Le 20 juin dernier, l'ultime Comité de pilotage pour la réindustrialisation du site de la raffinerie de Petit-Couronne, s'est tenu à la préfecture de région, à Rouen. Un dernier tour de table entre les élus locaux, l'État et les industriels Valgo, Bolloré Énergie et Eiffage Construction, pour signifier l'acte de naissance du nouveau « Pôle industriel de Petit-Couronne ».
Le spectre d'une friche industrielle s'éloigne
Quatorze mois à peine après le prononcé de la liquidation de Petroplus par le tribunal de commerce de Rouen, l'hypothèse de voir s'installer pour longtemps une friche industrielle majeure au coeur de l'agglomération s'éloigne donc. Au plus grand soulagement des élus locaux, le maire de Petit-Couronne Dominique Randon (PS) en tête, mais aussi et surtout le président de la Métropole, Frédéric Sanchez (PS) et le député Guillaume Bachelay (PS), très actif sur le dossier et à l'origine de la mise sur pied du Comité de pilotage en avril 2013. Soulagement également pour le liquidateur judiciaire, Maître Pasqual, dont la mission devait s'achever quoi qu'il arrive le 19 juin dernier, faute de moyens pour maintenir plus longtemps le site en sécurité. Second motif de satisfaction rappelé par le préfet Pierre-Henri Maccioni, le fait d'avoir pu trouver une solution d'ensemble qui évite « la vente à la découpe du site ». Désormais, un projet industriel est en marche, piloté par le groupe Valgo, l'acquéreur des terrains. Spécialiste de la décontamination et de la dépollution de sites industriels, la société toulousaine a été désignée par le tribunal de commerce de Rouen en avril dernier « pour prendre en charge la réindustrialisation du nouveau pôle industriel de Petit-Couronne », dans le cadre d'un partenariat avec Bolloré Énergie et Eiffage Construction.

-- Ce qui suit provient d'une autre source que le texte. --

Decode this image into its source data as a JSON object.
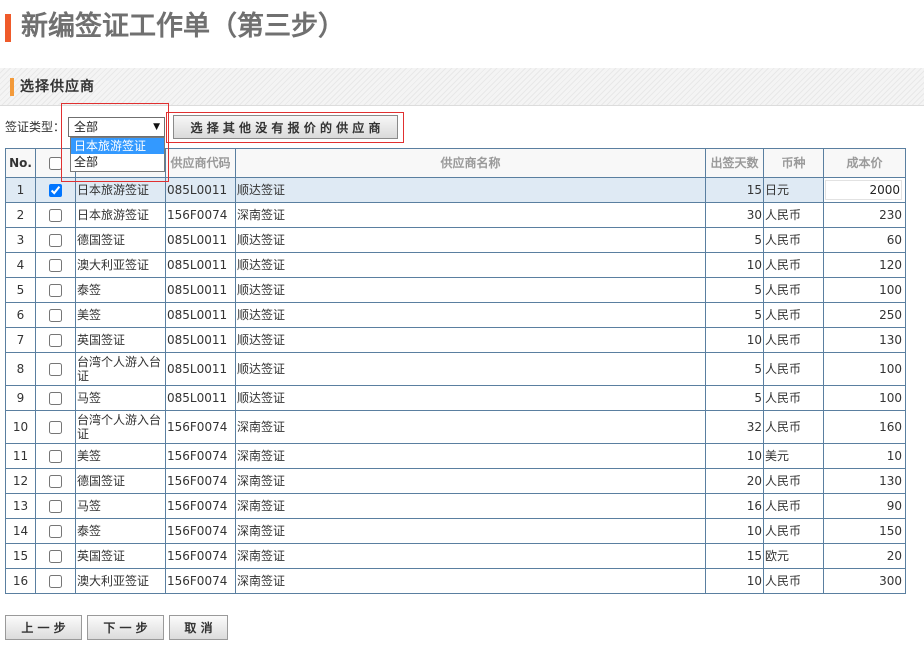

200 M€ d'investissements sur cinq ans
Et si Valgo annonce près de 10 millions d'euros d'investissements sur l'ex-raffinerie Petroplus, ce ne sont pas moins de 200 millions d'euros qui seront engagés au final pour la reconfiguration du site. Dans un premier temps, Valgo annonce le transfert de ses activités R & D dans les laboratoires existants de l'ancienne raffinerie (5 M€) ainsi que la création d'un « Biocentre » de traitement des terres polluées sur près de 8 hectares (3 M€). Pour le reste, c'est du côté des partenaires qu'il faut aller voir. La filiale « énergie » du groupe Bolloré s'apprête à engager 70 millions d'euros pour reprendre une partie des installations de stockage de combustibles sur une surface de 177 hectares
. Une partie seulement, insiste le préfet, puisque sur une capacité totale de 500.000 m³ de stockage, 350.000 m³ seront réservés au stockage dit « stratégique ». Une précision à l'adresse de certains représentants de l'ex-intersyndicale de Petroplus, hostiles à tout projet autre que celui d'une raffinerie, qui dénonçait le risque d'importations massives de brut en provenance de l'étranger.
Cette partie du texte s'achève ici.